The caption at calisphere/UCLA is "Trucks in the L.A.P.D. parade heading towards the Coliseum, Los Angeles, 1937."
There are many interesting things in this photo. We are on post-realignment Spring St. looking south, with the Hall of Justice in the middle distance, and the Hall of Records peeking out beyond it. At the right edge of the photo there is a uniformed man holding a tenor saxophone. More puzzling than the police saxophonist is the presence of a truck labeled “Bacone College Red Men.”
Bacone is a small liberal arts school in Muskogee, Oklahoma serving native Americans. It was established in 1880 by Baptist missionaries to the Cherokees and looks like it will go out of business this fall for lack of funding. Trivia note: some years ago, they changed their mascot from “Red Men” to “Warriors.”

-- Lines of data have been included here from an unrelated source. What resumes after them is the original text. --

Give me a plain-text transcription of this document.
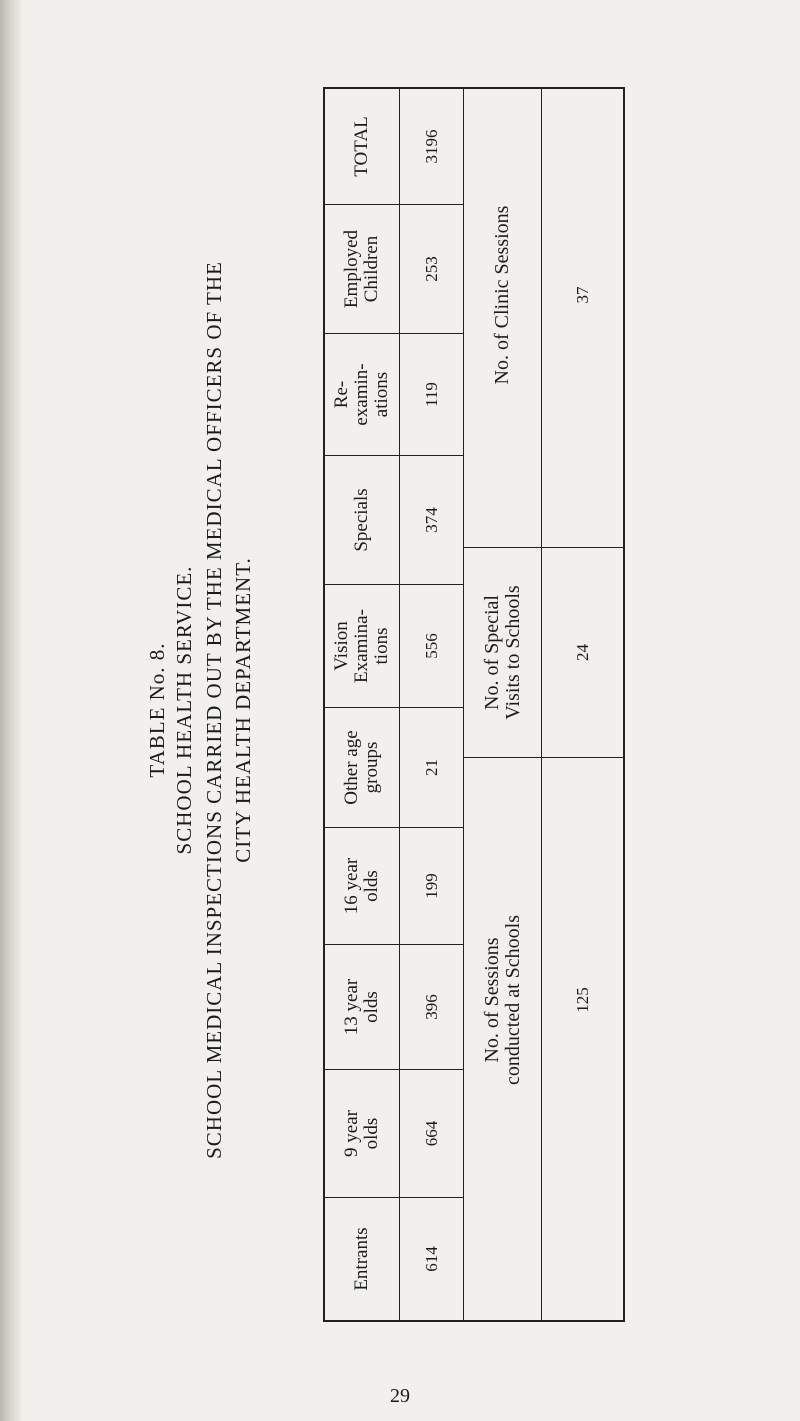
TABLE No. 8. SCHOOL HEALTH SERVICE. SCHOOL MEDICAL INSPECTIONS CARRIED OUT BY THE MEDICAL OFFICERS OF THE CITY HEALTH DEPARTMENT.
Entrants
9 year olds
13 year olds
16 year olds
Other age groups
Vision Examina-tions
Specials
Re-examin-ations
Employed Children
TOTAL
614
664
396
199
21
556
374
119
253
3196
No. of Sessions conducted at Schools
No. of Special Visits to Schools
No. of Clinic Sessions
125
24
37
29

I have no idea why they would be invited to participate in an LA police parade, but there they are, dressed up in Hollywood-Indian-style outfits.
At the upper right of the photo, next to a decaying house, a sign says “It’s in the” and nothing more.
I wondered where that house might be. Here is a 1941 UCSB aerial:
…which shows it to be in the vicinity of #416-#426 North Broadway; these houses were discussed by
Flyingwedge and others on
page 2119 and no doubt elsewhere.
Here is the Sanborn:
lapl.org
Two reverse views looking north:
both UCLA via calisphere.org
Another view looking south:
UCLA via calisphere.org
Here's a group of leering policemen at the beginning of the route. The Villa Roma Café was at 400 Sunset, at the north exit of the Broadway tunnel.
UCLA via calisphere.org
The LA Times of 7/10/1937 had a front-page article about the parade.
and
both LAT via newspapers.com
As the article next to the parade picture suggests, things were already beginning to unravel for Mayor Shaw. (He was recalled the next year.) Dickens couldn’t have dreamed up a better name for a Church-lady-anti-vice crusader than “Mrs. A.A. Blatherwick.” Poor Mayor Shaw.
At the time of this parade, the Times was still firmly in Shaw’s camp. The paper gave favorable publicity to Chief of Police Davis and his cronies, and subsidized pro-police stunts like this parade.